Síndrome de sueño insuficiente

Síndrome de sueño insuficiente

La privación del sueño al igual que los trastornos que influyen en nuestro descanso repercuten en nuestra salud aumentando la posibilidad de padecer patologías psiquiátricas como la depresión o ansiedad u otras de carácter metabólico como la predisposición a la obesidad y el peor control de la diabetes.

Según la doctora Odile Romero, jefe de Sección de Neurofisiología Clínica y coordinadora de la Unidad Multidisciplinar del Sueño del Hospital Universitario Vall d´Hebron (Barcelona), la población no duerme las horas que debe dormir, es lo que se conoce como el síndrome de sueño insuficiente, hasta un 80% de la población podría padecerlo.

Esta patología se debe a condiciones laborales, sociales y familiares que nos impiden dormir las horas necesarias para conseguir un buen descanso.

Aunque la privación de sueño puntual es muy común y no conlleva patologías, la doctora señala que cuando ese déficit se hace crónico y afecta a nuestra calidad de vida, a nuestra motivación y al estado de ánimo, debemos alarmarnos.

Los síntomas asociados a esta patología dependen en gran medida de la prolongación de ese déficit en el tiempo pero los más comunes son la irritabilidad, déficit de atención y de concentración, nivel de alerta disminuido, distractabilidad, motivación disminuida, agitación, incoordinación y malestar.

La falta de diagnóstico temprano de este síndrome puede conllevar al agravamiento de las patologías y derivar en enfermedades psicológicas y en un empeoramiento del rendimiento laboral y familiar.

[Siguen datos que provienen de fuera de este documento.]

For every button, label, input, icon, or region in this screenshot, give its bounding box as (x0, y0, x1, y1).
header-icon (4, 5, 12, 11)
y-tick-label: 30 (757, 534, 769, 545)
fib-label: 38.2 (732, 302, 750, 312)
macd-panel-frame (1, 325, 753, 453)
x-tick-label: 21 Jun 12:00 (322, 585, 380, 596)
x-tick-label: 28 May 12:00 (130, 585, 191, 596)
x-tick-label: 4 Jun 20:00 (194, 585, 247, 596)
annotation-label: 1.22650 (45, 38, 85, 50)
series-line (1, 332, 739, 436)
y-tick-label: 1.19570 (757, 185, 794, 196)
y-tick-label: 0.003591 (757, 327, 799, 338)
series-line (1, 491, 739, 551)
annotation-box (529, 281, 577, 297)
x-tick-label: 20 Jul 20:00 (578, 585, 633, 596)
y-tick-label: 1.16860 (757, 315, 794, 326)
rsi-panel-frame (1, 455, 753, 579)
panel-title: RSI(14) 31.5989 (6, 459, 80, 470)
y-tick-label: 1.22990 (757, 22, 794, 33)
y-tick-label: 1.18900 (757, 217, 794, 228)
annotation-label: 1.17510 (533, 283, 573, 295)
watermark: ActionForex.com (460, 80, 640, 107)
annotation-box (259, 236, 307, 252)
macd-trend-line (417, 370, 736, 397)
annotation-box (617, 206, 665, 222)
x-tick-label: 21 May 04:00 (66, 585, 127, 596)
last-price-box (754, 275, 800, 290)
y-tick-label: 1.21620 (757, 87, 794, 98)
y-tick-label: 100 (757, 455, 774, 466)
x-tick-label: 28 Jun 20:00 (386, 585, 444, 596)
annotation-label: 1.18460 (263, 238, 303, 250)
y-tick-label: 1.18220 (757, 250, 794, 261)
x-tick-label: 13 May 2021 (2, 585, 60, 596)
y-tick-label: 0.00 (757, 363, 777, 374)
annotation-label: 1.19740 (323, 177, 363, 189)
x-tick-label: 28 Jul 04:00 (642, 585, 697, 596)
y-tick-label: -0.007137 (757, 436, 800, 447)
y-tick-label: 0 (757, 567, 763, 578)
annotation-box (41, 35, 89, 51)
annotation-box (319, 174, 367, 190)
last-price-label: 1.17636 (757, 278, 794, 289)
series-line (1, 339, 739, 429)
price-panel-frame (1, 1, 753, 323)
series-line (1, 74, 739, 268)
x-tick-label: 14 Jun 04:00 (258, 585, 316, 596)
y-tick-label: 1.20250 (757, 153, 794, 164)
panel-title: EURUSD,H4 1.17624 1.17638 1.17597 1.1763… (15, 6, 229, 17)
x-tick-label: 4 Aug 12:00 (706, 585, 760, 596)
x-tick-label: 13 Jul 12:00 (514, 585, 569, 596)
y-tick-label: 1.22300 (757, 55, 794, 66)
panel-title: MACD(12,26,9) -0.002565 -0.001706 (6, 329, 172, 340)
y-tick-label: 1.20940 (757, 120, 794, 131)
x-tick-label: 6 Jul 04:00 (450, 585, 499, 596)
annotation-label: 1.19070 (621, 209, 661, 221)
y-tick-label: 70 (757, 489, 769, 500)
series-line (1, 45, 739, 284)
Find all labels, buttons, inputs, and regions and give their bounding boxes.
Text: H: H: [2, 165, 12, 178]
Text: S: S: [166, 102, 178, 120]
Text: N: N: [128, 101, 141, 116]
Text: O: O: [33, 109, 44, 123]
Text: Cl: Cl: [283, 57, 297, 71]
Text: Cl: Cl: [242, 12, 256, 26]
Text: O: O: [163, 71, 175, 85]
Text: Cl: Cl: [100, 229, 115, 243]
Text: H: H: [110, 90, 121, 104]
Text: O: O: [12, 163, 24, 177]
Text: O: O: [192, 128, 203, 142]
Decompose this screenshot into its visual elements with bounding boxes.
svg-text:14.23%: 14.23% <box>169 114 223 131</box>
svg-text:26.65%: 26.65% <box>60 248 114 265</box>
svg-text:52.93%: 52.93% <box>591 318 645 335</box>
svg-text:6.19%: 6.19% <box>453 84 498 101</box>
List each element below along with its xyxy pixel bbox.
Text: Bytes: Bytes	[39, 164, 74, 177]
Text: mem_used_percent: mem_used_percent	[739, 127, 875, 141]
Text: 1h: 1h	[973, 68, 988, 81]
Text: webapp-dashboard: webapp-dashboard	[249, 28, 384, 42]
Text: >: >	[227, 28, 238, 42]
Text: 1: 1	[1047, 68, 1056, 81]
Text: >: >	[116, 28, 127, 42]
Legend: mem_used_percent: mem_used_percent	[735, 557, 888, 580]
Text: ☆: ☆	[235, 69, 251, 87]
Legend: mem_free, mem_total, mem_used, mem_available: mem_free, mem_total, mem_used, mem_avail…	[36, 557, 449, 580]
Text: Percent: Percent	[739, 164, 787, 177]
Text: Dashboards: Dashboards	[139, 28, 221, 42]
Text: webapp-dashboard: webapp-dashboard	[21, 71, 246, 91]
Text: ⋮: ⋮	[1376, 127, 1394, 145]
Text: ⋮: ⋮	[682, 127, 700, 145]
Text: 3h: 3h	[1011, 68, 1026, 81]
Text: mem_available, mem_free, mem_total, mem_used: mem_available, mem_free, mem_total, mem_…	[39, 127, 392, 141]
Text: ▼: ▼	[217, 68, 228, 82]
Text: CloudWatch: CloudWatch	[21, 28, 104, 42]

Problemas de salud que ocasiona la mala calidad de sueño

Dormir las horas necesarias para que nuestro cuerpo pueda realizar unas tareas de mantenimiento todas las noches se hace fundamental para evitar las posibilidades de padecer ciertas enfermedades relacionadas todas con la falta de sueño.

  • Mayor riesgo de accidentes: Según la doctora, aunque no es exactamente una enfermedad, la falta de descanso está relacionada con muchos de los accidentes laborales y de tráfico.
  • Problemas de crecimiento: la hormona del crecimiento se libera en las primeras horas de la noche con lo que conseguir un buen descanso en edades tempranas es fundamental para no tener problemas de crecimiento en el futuro.
  • Obesidad: La insulina tiene una manera diferente de actuar durante la noche y el día. Es frecuente que los trabajadores a turnos o nocturnos sufran niveles de obesidad mayores que los trabajadores con horarios diurnos. La obesidad también favorece la apnea del sueño y esta fragmentación del sueño favorece el riesgo de padecer una diabetes.
  • Depresión: igual que la privación del sueño favorece las patologías psicológicas entre ellas la depresión, estas a su vez pueden conllevar alteraciones en los hábitos de descanso.
  • Hipertiroidismo, anemia y asma: El hipertiroidismo favorece la aparición del insomnio al igual que algunos medicamentos utilizados para tratar el asma. La anemia por su falta de hierro puede favorecer el síndrome de las piernas inquietas, lo que puede desencadenar en trastornos del sueño.
  • Estrés: Sucede los mismo con este tipo de patología, el estrés favorece el insomnio y este a su vez favorece el estrés.

En Pikolin, somos conscientes que nuestro cuerpo necesita descansar una media de 7-8 horas al día para poder recuperarse en su totalidad y prevenir la aparición de enfermedades y patologías relacionadas con la salud. El sueño es lo que permite a nuestro organismo realizar unas funciones esenciales que le permiten levantarse por la mañana con la energía suficiente como para afrontar el día.